Author Jamaica Kincaid answers Trump at Key West High School appearance
Author Jamaica Kincaid minced no words Friday when introducing herself to a group of Key West High School students, the morning after she opened the Key West Literary Seminar which this year has the theme “Writers of the Caribbean.”
“I'm a person from a shitty country,” said Kincaid, who was born Elaine Potter Richardson in Antigua, in response to reports that President Donald Trump used the word shit hole to describe Haiti and other poor countries.
“Sometimes extraordinary things happen to people from shitty countries,” she later said. “Not just Norway.”
Kincaid, 68, who has written for The New Yorker and authored a list of short stories, novels and essays, repeated the word throughout her appearance at Key West High, where about 100 students gathered to hear her discuss her work and her life.
Words are always important, Kincaid suggested as she chose hers carefully, defining “conservative” as meaning racist in the United States, and she chose “prudish” to describe her childhood when asked by a student if she grew up in a conservative family.
Everything is political, said Kincaid, who was raised in a country then under British rule. She had a photo of the Queen Elizabeth II and her husband Price Philip on her school notebook.
“Everything about us was politicized,” she said. “That was the first thing we saw when we took out our notebooks. I had to know the monarchs of England. Why do I know the Battle of Hastings living in a little island somewhere?”
Kincaid said, “Getting out of bed is a political statement.”
Kincaid grew up wanting to be Charlotte Bronte and at 17 was sent to the U.S. by her mother to work as an au pair. She could read by the time she was 3 and her mother sent her to school two years early. Becoming a writer was like a fairytale fantasy, she has said.

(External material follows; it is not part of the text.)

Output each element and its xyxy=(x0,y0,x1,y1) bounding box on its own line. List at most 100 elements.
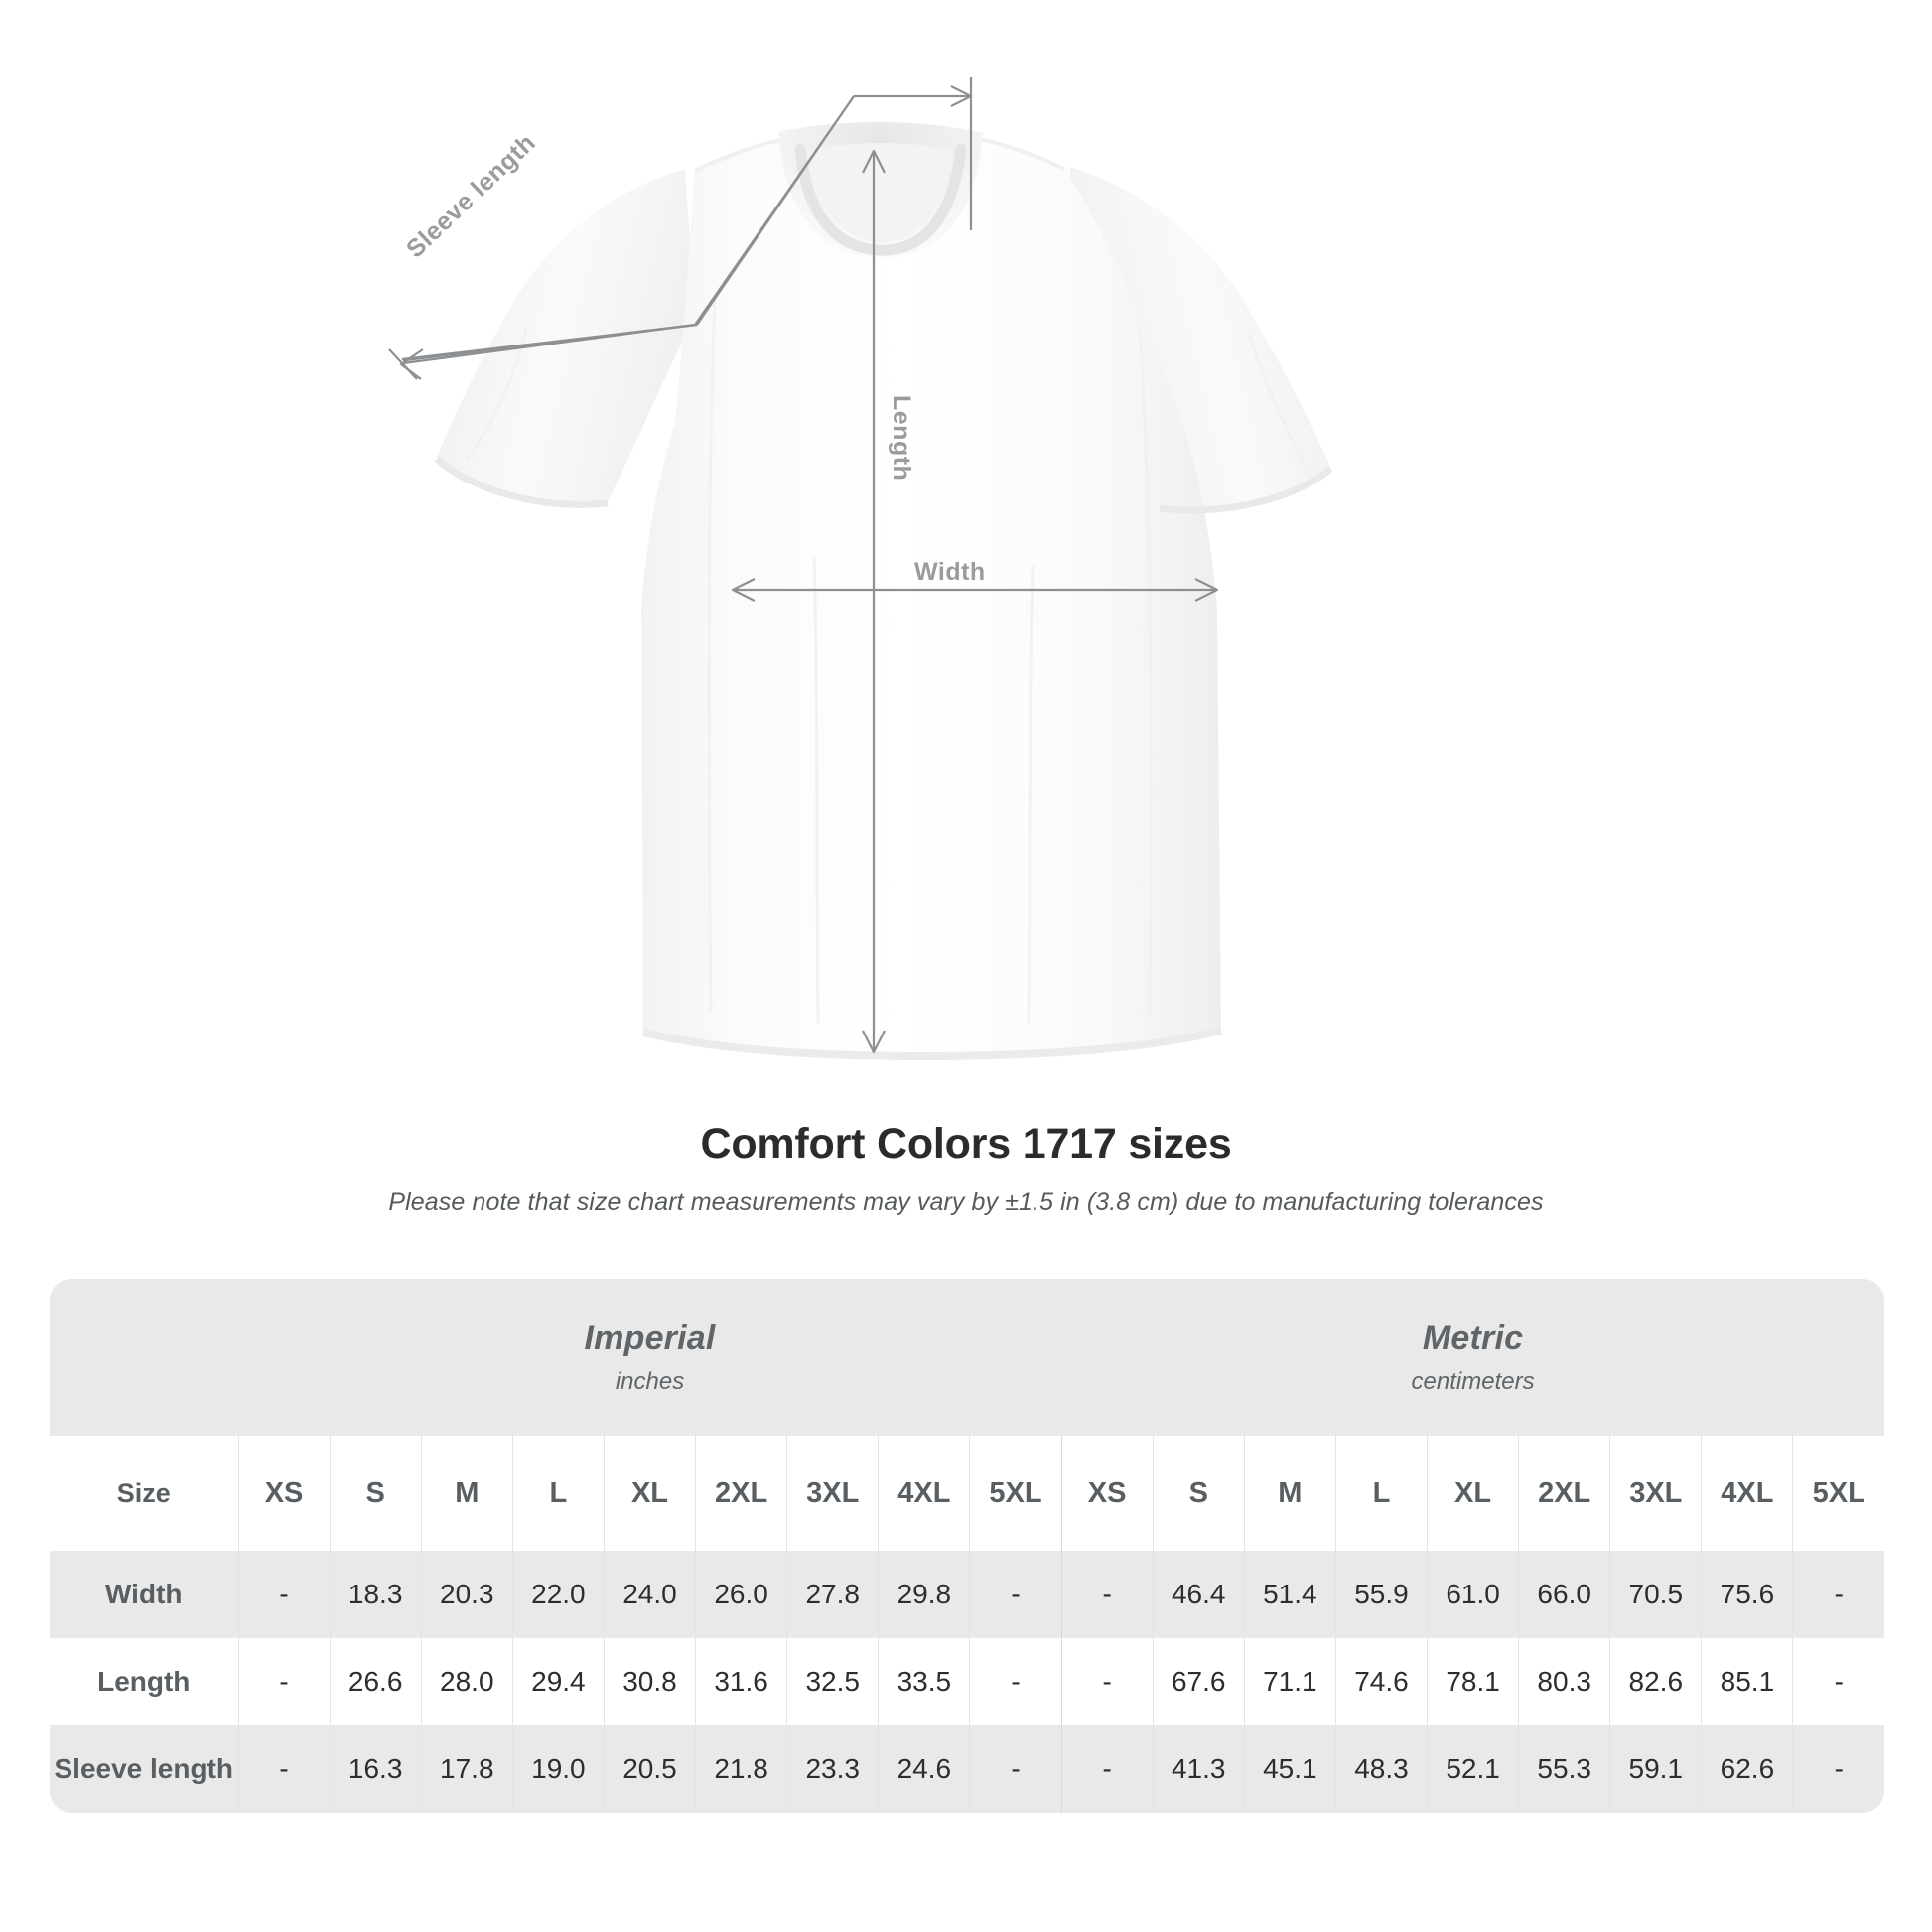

“Everything that happens is important,” she said, describing a childhood memory in which her classmates threw her into a toilet, drawing giggles from the students. “I learned something from that. I don’t remember what I learned.”
Kincaid, humble and soft-spoken, admitted she was wearing her pajama bottoms and at one point asked the students if she was talking about things they were interested in.
“I’m speaking to you as adults,” she said.